South African gold mining shares finished trading less than 0.1 percent higher, having reached a two-year low after gold entered a so-called bear market as bets that Greece may quit the euro eroded the metal’s appeal.
The FTSE/JSE Africa Gold Mining Index slid as much as 3 percent to the lowest since February 2010. AngloGold Ashanti Ltd., Africa’s biggest producer of the metal, rose 0.9 percent to 263 rand, reversing a 3.1 percent decline. Bullion for immediate delivery slipped as much as 1.1 percent to $1,526.97 an ounce, the cheapest since Dec. 29, before recovering to $1,542.68 an ounce by 5:05 p.m. in Johannesburg.
Concern about Greece exiting the euro boosted the dollar, making it more attractive than bullion to some investors. A second Greek vote will be held, possibly next month, as gridlock followed a May 6 ballot in which voters rejected the austerity program that underpins the country’s bailout accords.

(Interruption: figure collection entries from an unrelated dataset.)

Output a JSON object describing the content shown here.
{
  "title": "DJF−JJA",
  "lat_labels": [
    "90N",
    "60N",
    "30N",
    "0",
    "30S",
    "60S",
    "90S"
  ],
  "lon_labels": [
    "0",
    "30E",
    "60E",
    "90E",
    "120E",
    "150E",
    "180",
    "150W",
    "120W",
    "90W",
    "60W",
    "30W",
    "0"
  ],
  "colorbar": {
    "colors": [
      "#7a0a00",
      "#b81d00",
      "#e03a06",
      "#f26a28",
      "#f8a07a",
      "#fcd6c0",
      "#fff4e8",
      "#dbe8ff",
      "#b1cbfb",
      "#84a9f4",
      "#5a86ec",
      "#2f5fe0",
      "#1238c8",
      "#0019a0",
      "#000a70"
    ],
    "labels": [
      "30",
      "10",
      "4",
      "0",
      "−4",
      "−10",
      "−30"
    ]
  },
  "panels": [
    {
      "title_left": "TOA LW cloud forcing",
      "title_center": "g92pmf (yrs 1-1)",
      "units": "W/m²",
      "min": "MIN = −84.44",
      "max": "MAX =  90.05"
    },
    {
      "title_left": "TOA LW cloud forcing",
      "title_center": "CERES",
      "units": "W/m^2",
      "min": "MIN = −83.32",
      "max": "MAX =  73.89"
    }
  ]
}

German Finance Minister Wolfgang Schaeuble called the new election a referendum on whether Greece stays in the common currency.
“Commodity prices were unrealistically high as a direct result of a combination of easy and cheap money from quantitative easing and the threat of inflation,” Peter Major, an analyst at Cadiz Corporate Solutions, a unit of Cadiz Holdings Ltd., said by phone from Cape Town. “The market is efficient and it looks ahead. Mining houses have been weak for four or five months now; investors definitely saw weaker prices going forward.”
The Dollar Index, a six-currency gauge, climbed for a 13th day, the longest winning run since its inception. The euro dropped to $1.2681, the weakest since Jan. 17.
Gold’s earlier retreat took it 20 percent below its all-time high of $1,921.15, hit on Sept. 5. Spot gold’s so-called 14-day relative strength index dropped to 20.93, below the level of 30 that some analysts regard as signaling a rebound.